Keyes Wirtschaftsplan lag darin, die Einkommenssteuer abzuschaffen und durch eine nationale Umsatzsteuer zu ersetzen, die bis auf Wohnen, Nahrung, Verkehrsmittel und Ausgaben für Arme und Rentner allen Dingen des Alltages aufgeschlagen werden sollte. Wie hoch würde die Umsatzsteuer für solche Güter sein, damit das Budget der US-Regierung erhalten bleibt, frage ich Goolsbee. Rund 70 Prozent, antwortet der und lacht. 2004 rief die Obama-Kampagne dann regelmäßiger bei Goolsbee an. Der Kandidat tauschte E-Mails mit dem Professor. Einen Kontakt von Gesicht zu Gesicht gab es allerdings lange Zeit nicht. Die beiden trafen sich erst im Oktober 2004, bei der zweiten Fernsehdebatte zwischen Obama und Keyes in den ABC-Studios in Chicago.

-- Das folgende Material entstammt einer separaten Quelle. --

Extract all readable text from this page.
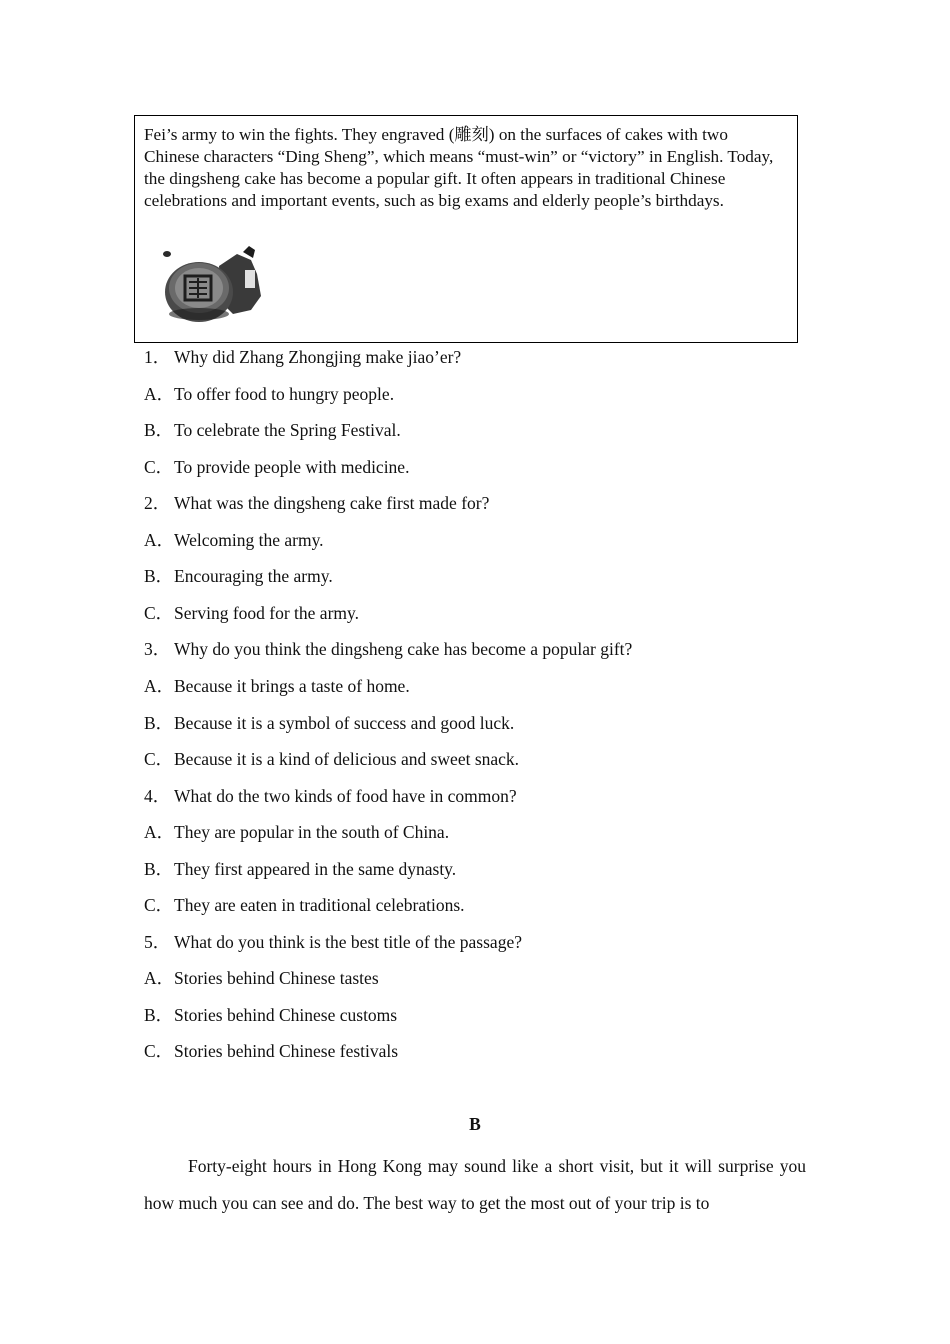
Fei’s army to win the fights. They engraved (雕刻) on the surfaces of cakes with two Chinese characters “Ding Sheng”, which means “must-win” or “victory” in English. Today, the dingsheng cake has become a popular gift. It often appears in traditional Chinese celebrations and important events, such as big exams and elderly people’s birthdays.

1． Why did Zhang Zhongjing make jiao’er?

A．To offer food to hungry people.

B．To celebrate the Spring Festival.

C．To provide people with medicine.

2． What was the dingsheng cake first made for?

A．Welcoming the army.

B．Encouraging the army.

C．Serving food for the army.

3． Why do you think the dingsheng cake has become a popular gift?

A．Because it brings a taste of home.

B．Because it is a symbol of success and good luck.

C．Because it is a kind of delicious and sweet snack.

4． What do the two kinds of food have in common?

A．They are popular in the south of China.

B．They first appeared in the same dynasty.

C．They are eaten in traditional celebrations.

5． What do you think is the best title of the passage?

A．Stories behind Chinese tastes

B．Stories behind Chinese customs

C．Stories behind Chinese festivals

B

Forty-eight hours in Hong Kong may sound like a short visit, but it will surprise you how much you can see and do. The best way to get the most out of your trip is to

"Ich hing zunächst in diesem Aufenthaltsraum herum – mit Michelle Obama. Die kam mir gleich schon ziemlich cool vor", erinnert sich Goolsbee. Als der Kandidat ihn dann empfangen konnte, klopfte er an die Tür. "Obama öffnete und schaute mich erstaunt an und fragte dann, wer ich sei. Ich antwortete: Professor Goolsbee. Er wollte mir das erst gar nicht glauben." Obama hatte offenbar einen älteren Universitätseingeborenen mit Tweed-Jacket erwartet – und nicht "noch so einen dünnen, großen, jugendlichen Geek-Typen mit großen Ohren und einem komischen Namen", wie er es laut Goolsbee dann lachend ausdrückte.

Goolsbee ist heute 39. 1991 schloss er Yale ab und machte 1995 dann seinen Doktor am MIT. In den darauf folgenden zehn Jahren sammelte er erstaunlich breite Berufserfahrung, darunter war eine Mitgliedschaft im Rat der wirtschaftswissenschaftlichen Berater des Budgetbüros des US-Kongresses, die Arbeit als Kolumnist der "New York Times" und des Web-Magazins "Slate" sowie ein Fulbright-Stipendium. Sogar eine eigene Fernsehsendung moderierte Goolsbee bereits: "History's Business" im US-Dokukanal History. Tyler Cowen, Wirtschaftsprofessor an der George Mason University und Autor des populären Blogs "Marginal Revolution", bringt es so auf den Punkt: "Der Mann IST schlau."

Generationen der besten und klügsten Amerikaner sind bereits nach Washington gegangen und haben es wieder verlassen – geändert hat sich stets wenig. Ob das bei Goolsbee anders wird, kann man noch nicht sagen. Klar ist nur eines: Für einen Berater eines Präsidentschaftskandidaten ist er ganz anders als seine Vorgänger. Er ist Teil der Generation von Ökonomen, die sich auf das Internet konzentrieren, Netzwerkeffekte, Verhaltensökonomie und Neuroökonomie untersuchen. Ob Obama gewinnt oder verliert: Er hatte stets einen leitenden Wirtschaftsberater, dessen Fähigkeiten und Ansichten die eines Wirtschaftswissenschaftlers des 21. Jahrhunderts waren.